5. In order to accomplish the above objectives, our traditional corps of diplomats
and embassies abroad have to be reduced radically or closed, thereby saving
much foreign currency. The associations of the Indian diaspora should be
recognized and be given a more active role. We should have Cultural Centres
with their cooperation. Now, the ambassadors are to be from the people as the
states are made of people, for the people and by the people.
7. But, meanwhile, the people have improved their communications with each other,
and they have been commutating across the states; and we are in the process of
speedy globalization of economic, social and cultural relations. People see
that there is a vast world beyond their own state. But the political relations
among the states are lagging behind as they are exclusively managed by the
power-wielding state structures.
In view of the above analysis, hereafter our external relations should have the
following objectives and activities:
1. Our bi-lateral relations with Russia have to be radically revised while watching
the Russia-China relations. We need not be forever thankful for what Russia did
for us in some instances in the past. Russia had done it so obeying certain
given geopolitical realities of the context. Further, this long
bureaucrat-to-bureaucrat discreet relationship did not, at all, lead to any
people-to-people relationships. During the Ukrainian war, Russia is
treating us as a dependent state, rather than as a partner. Whatever might be
the outcome of the present Ukrainian war, even with a change of leadership,
Russia will be a rogue state in the eyes of the international community for
many years to come. In spite of it, it is and it would be treated as a part of
European nations.
2. Facing China, we should have wide and collective security arrangements, rather than aiming at individual state-wise security and defence preparations. We should diversify our outsourcing. But, neglecting so far our own countrymen in the private sector in defence preparations is our biggest bureaucratic blunder. A state that depends upon another state for its very basic security or defence needs is a satellite state that cannot have a place in the international community.
3. We should continue to be active in the UNO, without spending time, energy and
money campaigning for a seat in the Security Council with a right to veto.
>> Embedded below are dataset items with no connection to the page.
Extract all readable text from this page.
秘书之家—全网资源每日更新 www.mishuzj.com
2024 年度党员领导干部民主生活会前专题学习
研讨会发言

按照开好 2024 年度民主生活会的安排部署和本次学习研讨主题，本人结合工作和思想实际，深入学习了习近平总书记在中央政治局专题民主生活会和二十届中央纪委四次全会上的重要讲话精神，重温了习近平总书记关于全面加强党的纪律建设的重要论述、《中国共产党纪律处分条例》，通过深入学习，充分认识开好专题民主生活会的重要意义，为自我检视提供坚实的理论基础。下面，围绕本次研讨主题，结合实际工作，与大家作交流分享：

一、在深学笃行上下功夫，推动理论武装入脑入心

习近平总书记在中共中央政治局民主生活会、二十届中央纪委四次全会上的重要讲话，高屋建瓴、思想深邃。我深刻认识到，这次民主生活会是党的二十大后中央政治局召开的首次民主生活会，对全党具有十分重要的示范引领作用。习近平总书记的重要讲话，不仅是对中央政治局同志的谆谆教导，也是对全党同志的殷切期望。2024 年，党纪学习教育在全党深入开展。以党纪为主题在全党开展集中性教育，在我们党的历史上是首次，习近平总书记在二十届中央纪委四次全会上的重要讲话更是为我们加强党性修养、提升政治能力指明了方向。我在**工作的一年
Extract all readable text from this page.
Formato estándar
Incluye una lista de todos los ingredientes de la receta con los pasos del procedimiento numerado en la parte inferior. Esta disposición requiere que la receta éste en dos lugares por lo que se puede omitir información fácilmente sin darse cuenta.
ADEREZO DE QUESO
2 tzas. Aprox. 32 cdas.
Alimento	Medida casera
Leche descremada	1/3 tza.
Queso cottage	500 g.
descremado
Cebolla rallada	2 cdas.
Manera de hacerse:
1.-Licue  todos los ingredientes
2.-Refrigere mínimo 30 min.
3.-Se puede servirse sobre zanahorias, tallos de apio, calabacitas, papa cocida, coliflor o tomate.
We should collaborate more intensively with the UN bodies in
peace-keeping and peace-making operations. Our foreign aid strategies should
not compete with China; we should rather align our loans and aid with the World
Bank and IMF. Instead of entirely filling all the missions and operations with
bureaucrats, the vast human capital available in the civil society in India
should be given free opportunity to participate in UN-related bodies. In
return, the UN Agencies should be allowed to work with the civil society
organizations and NGOs in the country directly, a practice that is being
stoutly opposed by the Indian administrative authorities. In the case of
Afghanistan and Ukraine, to take only recent examples, all the peace-making and
humanitarian activities of other states are being carried out with the help of
international non-governmental organizations like the Red Cross, instead of
insisting upon bureaucratic and diplomatic channels. India could have
projected, at least those NGOs which are in the good looks of the ruling party.
4. India because of its history of divergences and diversity and low levels of human development has some undeniable and inevitable expressions of impatience, intolerance and violations of freedom of speech and other fundamental human rights by the agents of the state as well as by the political class in general. We have all the unmistakable symptoms of an authoritarian state. When impartial UN bodies like the UN Human Rights Council point out such lapses, it is unbecoming of India to state that they are strictly internal matters and that outsiders should not comment about them. Instead, India should frankly admit the happenings in an emerging democracy, and cordially seek the cooperation of the non-governmental organizations to avoid and prevent such happenings in future.